Question

can someone check if I did the ones I did right and help me on the ones I didn't do?

Answer 1

31. and 35. are correct.

Answer 2

okay thx can u help me on the ones i didnt do?

Answer 3

For #32 try to distribute then simplify.

Answer 4

Yes, for 32. use the distributive property twice. Then combine like terms.

Answer 5

Do you need help with that?

Answer 6

yes

Answer 7

Here is problem 32.

\(\large 2xy^2(3x^2 - 2y) - x^2y(2x - 3xy) \)

Answer 8

We need to distribute 2xy^2 through the first set of parentheses, and x^2y through the second set of parentheses.

Answer 9

oh is it c?

Answer 10

\(\large =2xy^2(3x^2) - 2xy^2(2y) - x^2y(2x) + x^2y(3xy)\)

\(\large =6x^3y^2 - 4xy^3 - 2x^3y + 3x^3 y^2\)

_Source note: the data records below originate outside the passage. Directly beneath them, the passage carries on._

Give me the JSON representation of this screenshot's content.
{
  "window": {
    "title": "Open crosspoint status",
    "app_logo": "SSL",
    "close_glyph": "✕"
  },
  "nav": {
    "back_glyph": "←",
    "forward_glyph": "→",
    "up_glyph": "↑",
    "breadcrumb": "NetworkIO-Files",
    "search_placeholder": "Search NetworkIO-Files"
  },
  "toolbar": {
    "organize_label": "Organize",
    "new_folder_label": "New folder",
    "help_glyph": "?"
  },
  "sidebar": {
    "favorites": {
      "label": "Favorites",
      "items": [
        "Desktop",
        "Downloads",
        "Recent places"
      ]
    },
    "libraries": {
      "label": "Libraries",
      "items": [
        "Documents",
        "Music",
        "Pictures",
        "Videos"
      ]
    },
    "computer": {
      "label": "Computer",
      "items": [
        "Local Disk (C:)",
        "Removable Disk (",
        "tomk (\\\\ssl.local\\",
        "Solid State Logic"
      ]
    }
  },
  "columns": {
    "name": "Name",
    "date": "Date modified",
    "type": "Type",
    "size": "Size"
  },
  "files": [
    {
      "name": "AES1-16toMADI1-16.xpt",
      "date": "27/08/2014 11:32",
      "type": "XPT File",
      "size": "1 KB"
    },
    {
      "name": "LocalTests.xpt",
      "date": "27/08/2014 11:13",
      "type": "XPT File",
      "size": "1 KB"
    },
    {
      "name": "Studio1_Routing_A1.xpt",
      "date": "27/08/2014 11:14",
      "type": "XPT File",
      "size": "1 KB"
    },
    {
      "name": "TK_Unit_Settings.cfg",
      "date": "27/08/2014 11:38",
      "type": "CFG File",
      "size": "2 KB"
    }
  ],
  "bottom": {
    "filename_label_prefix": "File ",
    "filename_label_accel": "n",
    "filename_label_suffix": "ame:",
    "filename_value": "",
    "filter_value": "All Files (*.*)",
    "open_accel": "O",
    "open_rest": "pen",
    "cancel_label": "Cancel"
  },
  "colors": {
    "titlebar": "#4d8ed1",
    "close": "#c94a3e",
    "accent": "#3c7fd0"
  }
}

\(\large = 9x^3 y^2 - 4xy^3 - 2x^3 y \)

Answer 11

Now it's completely done.
Compare the answer with the choices.

Answer 12

i oh what i did wrong i subtracted

Answer 13

Ready for 33.?

Answer 14

yes

Answer 15

You need to find a probability of one event following another event.
You need to find each individual probability and then multiply them together.

Answer 16

\(probability ~of ~event = \dfrac{number ~of~desired~outcomes}{total~number~of ~outcomes} \)

Answer 17

The first event is the first drawing.
You have a bag with marbles, and you want to draw a red marble.
The desired outcome is a red marble.
How many red marbles are there?

Answer 18

3/16

Answer 19

Right. For the first drawing you have 3 marbles out of 16, so the the probability of picking a red marble the first time is 3/16.

Answer 20

Once you picked the first marble, and it was red, you do not replace it.
Now you have the second event.
Again, you want to pick a red marble out all the marbles left.
For the second drawing, how many red marbles are there, and how many total marbles are there?

Answer 21

that's the part i am a bit confused

Answer 22

Ok.
Remember the problem tells you there is no replacement.
This is a very important piece of information.
That means that once you draw the first marble, and it is red, you now have one less marble left.
That means for the second drawing, you are now interested in 2 red marbles out of 15.
What is the probability of drawing a red marble out of a bag that has 15 marbles, and only 2 are red?

Answer 23

2/16

Answer 24

Not 16 anymore.
Remember that once you drew the first red marble, there is one less red marble, so only 2 red marbles, and also one less marble in total, so only 15.

Answer 25

oh i see what u mean by

Answer 26

so 2/15

Answer 27

Correct.
Now you have the probabilities of the two separate events.
3/16 and 2/15.
Two find the probability of both events happening, multiply the two individual probabilities.

Answer 28

so u want me to multiply them together now?

Answer 29

yes

Answer 30

\(p(red~marble~followed~by~red~marble) = \dfrac{3}{16} \times \dfrac{2}{15} \)

Answer 31

6/240=2/80=1/40

Answer 32

correct

Answer 33

Ready for 34.?

Answer 34

yes

Answer 35

A negative exponent in the numerator is a positive exponent in the denominator.